Forty-one ancient shipwrecks have been accidentally discovered by an international team of maritime archaeologists performing geophysical surveys of the Black Sea.
The shipwrecks, which lie at the bottom of the sea off the coast of Bulgaria, date from the Byzantine and Ottoman periods and it’s believed that they were used for trade rather than battle. The vessels are well preserved due to the Black Sea’s anoxic conditions, which sees little oxygen at depths of more than 150m below sea level.
This major discovery was made with the help of advanced underwater survey equipment.
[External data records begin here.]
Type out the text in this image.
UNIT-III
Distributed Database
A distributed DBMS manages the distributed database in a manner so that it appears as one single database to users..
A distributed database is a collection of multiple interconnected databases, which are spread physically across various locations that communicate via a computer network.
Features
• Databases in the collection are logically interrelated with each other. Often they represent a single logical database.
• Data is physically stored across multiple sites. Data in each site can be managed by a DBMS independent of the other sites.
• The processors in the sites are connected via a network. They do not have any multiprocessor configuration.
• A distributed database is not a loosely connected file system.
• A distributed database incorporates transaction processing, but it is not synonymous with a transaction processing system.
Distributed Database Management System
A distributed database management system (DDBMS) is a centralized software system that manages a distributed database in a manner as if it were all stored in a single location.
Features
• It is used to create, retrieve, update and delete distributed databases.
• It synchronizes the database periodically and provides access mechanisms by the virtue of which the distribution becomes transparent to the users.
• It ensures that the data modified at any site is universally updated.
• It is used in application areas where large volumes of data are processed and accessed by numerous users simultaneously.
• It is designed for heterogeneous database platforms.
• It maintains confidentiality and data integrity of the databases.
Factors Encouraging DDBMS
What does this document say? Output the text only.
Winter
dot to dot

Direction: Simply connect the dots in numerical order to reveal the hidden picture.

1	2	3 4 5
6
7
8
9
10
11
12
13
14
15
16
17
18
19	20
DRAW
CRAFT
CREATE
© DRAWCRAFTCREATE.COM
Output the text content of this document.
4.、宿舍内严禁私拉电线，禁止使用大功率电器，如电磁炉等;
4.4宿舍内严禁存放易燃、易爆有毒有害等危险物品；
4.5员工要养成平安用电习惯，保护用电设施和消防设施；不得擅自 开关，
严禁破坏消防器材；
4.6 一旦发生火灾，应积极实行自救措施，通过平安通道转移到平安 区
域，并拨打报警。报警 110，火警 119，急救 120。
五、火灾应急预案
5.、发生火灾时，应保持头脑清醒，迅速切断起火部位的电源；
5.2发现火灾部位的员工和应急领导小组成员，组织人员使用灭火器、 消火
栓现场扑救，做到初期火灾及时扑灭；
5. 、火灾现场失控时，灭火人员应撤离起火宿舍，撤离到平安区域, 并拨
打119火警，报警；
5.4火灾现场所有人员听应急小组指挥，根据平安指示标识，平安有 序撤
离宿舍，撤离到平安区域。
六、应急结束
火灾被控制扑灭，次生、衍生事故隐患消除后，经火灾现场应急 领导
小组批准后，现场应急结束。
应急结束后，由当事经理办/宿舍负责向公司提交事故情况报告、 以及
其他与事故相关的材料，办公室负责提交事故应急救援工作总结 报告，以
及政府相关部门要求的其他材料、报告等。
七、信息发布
The scientists were also able to create compelling images of the shipwrecks using high-resolution 3D photography.
The Black Sea Maritime Archaeology Project has been investigating the seabed using sonar and deep-sea diving ROVs (remotely operated vehicles). As stated on the project’s website, its aim is to determine the impact of sea-level change on early human civilisations in this region, as well as to record and study the submerged cultural heritage of Bulgaria.
The earliest known inhabitants of Bulgaria’s Black Sea coast were the cave-dwelling Neolithic peoples, and many museums along the coast such as the Varna Archaeological Museum have artefacts from this period as well as the Copper and early Bronze Ages.
The Romans followed in the 1st century AD; among the remnants of their presence are Varna’s Roman Thermae. In the Middle Ages, the coastal region was dominated first by Byzantium and later the Ottoman Empire, with cities like Varna and Sozopol thriving as commercial ports.